Sanborn Canoe's Minnesota Paddle - Gear Review

It's no secret that we love hand made wood canoe paddles.  There is just something primal about moving your way through the water with a carved piece of wood that can't be replicated by plastic, aluminum or carbon fiber.

The artists/woodworkers at Sanborn Canoe understand that connection better than most.  What they bring to a canoe paddle simply can't be done by a robot.  Their Minnesota paddle, which we were lucky enough to test this summer, may be the ultimate "universal" paddle, transitioning from calm flat-water to heavy current rivers without issue.

The first thing we noticed was the blade shape.  The skinnier tip helps ease entry into the water, but the wider mid section adds the power you need to battle the whitecaps.  Add to the shape the fan style laminate design and you have one beautiful paddle.

The majority of Sanborn's paddles are made exclusively from Red and White Cedar, but the Minnesota gets a bit of an upgrade.  For the first time Ash and Cherry woods are added for both beauty and durability.  The perimeter of the blade is wrapped in Ash, which is much harder than Cedar, and should hold up far better to abuse.  Throw in the Epoxy blade tip and you can beat on this paddle and it will still look good when you get home.

On this year's BWCA gear test trip, we were blessed with great weather.  Bluebird skies and 80+ degrees, it was amazing.  Until we had to head home anyways.  Canoes were loaded to the gills with gear, we were riding about 4 inches above the waterline at the center yoke.  Just as we left shore the wind picked up, we were surrounded by waves far taller than our canoe, and the wind wanted nothing more than to turn our boat hard left.  I credit the Minnesota paddle, and definitely NOT my paddling skills, with getting us off the lake dry.  From rudder steering to power strokes, I got what I needed - when I needed it.

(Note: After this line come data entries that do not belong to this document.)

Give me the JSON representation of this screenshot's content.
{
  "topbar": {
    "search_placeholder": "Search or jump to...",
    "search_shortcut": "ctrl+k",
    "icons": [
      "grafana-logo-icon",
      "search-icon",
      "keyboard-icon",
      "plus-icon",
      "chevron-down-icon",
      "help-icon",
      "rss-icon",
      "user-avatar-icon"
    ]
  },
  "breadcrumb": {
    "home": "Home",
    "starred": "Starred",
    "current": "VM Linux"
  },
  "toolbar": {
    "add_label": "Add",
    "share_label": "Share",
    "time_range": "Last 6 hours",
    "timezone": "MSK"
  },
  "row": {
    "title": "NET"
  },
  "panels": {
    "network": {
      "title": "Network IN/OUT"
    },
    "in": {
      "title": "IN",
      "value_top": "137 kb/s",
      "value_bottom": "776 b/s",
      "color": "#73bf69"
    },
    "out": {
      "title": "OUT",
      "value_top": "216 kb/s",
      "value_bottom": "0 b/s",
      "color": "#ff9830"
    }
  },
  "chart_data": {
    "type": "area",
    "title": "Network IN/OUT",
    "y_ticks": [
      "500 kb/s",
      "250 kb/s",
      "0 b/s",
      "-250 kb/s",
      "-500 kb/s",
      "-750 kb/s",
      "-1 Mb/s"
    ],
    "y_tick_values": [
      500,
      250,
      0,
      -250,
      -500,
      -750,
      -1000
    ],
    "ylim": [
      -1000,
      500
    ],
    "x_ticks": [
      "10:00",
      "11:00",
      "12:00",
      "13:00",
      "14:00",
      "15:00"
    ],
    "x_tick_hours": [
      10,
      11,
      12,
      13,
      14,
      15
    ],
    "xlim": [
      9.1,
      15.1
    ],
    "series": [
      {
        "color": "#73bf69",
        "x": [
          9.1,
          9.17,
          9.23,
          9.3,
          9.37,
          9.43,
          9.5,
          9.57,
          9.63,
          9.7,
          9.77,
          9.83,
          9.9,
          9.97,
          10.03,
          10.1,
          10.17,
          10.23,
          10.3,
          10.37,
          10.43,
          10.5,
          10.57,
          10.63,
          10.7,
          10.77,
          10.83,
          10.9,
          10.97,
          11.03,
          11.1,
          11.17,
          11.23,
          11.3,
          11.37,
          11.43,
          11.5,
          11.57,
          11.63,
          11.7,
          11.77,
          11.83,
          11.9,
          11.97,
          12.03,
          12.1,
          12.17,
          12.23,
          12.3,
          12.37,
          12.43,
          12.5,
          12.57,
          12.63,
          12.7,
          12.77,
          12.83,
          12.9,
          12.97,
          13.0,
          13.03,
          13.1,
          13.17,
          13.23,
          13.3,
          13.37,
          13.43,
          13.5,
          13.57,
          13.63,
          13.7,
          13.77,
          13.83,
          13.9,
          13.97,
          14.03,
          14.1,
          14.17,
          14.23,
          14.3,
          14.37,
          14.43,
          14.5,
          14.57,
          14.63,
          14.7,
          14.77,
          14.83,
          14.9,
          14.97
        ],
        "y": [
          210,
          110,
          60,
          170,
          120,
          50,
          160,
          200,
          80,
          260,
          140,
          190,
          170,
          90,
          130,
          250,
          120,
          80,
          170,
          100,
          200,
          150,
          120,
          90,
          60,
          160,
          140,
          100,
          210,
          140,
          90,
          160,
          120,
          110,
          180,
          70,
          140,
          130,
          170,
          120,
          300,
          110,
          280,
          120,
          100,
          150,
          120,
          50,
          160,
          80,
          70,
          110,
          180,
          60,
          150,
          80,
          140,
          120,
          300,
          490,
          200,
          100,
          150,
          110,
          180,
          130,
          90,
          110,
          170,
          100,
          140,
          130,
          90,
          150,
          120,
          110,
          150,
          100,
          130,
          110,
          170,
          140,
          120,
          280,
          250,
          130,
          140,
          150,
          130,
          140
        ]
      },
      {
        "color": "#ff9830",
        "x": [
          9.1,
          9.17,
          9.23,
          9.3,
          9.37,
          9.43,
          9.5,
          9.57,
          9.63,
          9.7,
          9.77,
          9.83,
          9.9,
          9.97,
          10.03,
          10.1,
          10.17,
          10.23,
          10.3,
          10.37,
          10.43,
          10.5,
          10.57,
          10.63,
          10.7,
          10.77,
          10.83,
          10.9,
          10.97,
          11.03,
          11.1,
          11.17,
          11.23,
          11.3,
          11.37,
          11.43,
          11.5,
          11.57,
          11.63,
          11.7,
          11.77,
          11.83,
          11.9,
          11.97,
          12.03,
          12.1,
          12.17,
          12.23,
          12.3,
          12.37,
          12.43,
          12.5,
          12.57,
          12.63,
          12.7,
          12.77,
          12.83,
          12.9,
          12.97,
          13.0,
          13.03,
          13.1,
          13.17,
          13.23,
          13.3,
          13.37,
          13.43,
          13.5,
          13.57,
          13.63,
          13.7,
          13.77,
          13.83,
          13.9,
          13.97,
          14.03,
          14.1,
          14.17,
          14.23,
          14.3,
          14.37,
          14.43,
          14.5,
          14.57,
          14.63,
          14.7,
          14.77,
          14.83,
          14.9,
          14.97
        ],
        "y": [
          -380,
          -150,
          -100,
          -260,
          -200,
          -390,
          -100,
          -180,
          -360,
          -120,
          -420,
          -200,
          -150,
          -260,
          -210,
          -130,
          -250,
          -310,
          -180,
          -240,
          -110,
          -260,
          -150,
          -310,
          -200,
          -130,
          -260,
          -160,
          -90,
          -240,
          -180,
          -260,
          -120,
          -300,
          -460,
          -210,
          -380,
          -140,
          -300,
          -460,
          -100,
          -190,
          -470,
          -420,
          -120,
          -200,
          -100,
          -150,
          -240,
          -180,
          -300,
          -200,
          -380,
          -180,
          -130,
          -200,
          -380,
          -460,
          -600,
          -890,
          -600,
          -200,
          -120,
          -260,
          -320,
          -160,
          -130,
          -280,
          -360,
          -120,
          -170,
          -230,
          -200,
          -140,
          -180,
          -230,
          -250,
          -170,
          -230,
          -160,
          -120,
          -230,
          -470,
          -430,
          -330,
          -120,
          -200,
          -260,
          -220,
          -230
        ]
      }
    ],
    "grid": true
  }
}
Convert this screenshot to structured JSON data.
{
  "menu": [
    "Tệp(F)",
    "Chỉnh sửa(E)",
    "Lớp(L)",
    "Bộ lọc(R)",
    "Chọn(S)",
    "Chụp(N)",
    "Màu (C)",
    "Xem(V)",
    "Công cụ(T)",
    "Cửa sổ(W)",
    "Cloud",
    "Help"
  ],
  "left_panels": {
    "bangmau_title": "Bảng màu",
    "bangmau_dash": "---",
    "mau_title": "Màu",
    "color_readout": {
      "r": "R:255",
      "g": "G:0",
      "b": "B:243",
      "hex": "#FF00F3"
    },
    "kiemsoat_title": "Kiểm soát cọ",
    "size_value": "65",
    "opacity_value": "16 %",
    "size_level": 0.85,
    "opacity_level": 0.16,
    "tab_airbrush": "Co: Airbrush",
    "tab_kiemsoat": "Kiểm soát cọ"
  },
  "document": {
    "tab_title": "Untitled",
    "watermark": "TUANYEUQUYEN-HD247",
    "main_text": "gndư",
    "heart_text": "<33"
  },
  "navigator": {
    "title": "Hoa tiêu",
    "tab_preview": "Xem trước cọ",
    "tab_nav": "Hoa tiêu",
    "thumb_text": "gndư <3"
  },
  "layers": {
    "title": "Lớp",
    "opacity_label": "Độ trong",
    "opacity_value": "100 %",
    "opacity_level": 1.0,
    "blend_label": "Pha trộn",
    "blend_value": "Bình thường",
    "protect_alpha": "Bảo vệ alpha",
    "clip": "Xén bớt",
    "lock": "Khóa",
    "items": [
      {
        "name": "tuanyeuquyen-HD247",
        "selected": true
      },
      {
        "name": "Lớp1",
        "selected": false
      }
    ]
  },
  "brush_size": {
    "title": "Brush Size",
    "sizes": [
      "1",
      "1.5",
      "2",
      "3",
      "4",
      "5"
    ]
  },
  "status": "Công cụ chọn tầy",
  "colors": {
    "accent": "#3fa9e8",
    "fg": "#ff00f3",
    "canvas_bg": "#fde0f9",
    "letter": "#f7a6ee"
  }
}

It does weigh in a smidgen heavier then their other paddles, but I am talking about 1 or 2 ounces... basically unnoticeable.  You will have to cough up $160 for one, making it one of the most expensive paddles we have tested, but it has by far the most intricate design in the laminates.  

All in all, these guys make some of the best paddles we have ever touched.  Now, I just need to get down to Winona Minnesota and see their shop, something I have been trying to do all summer.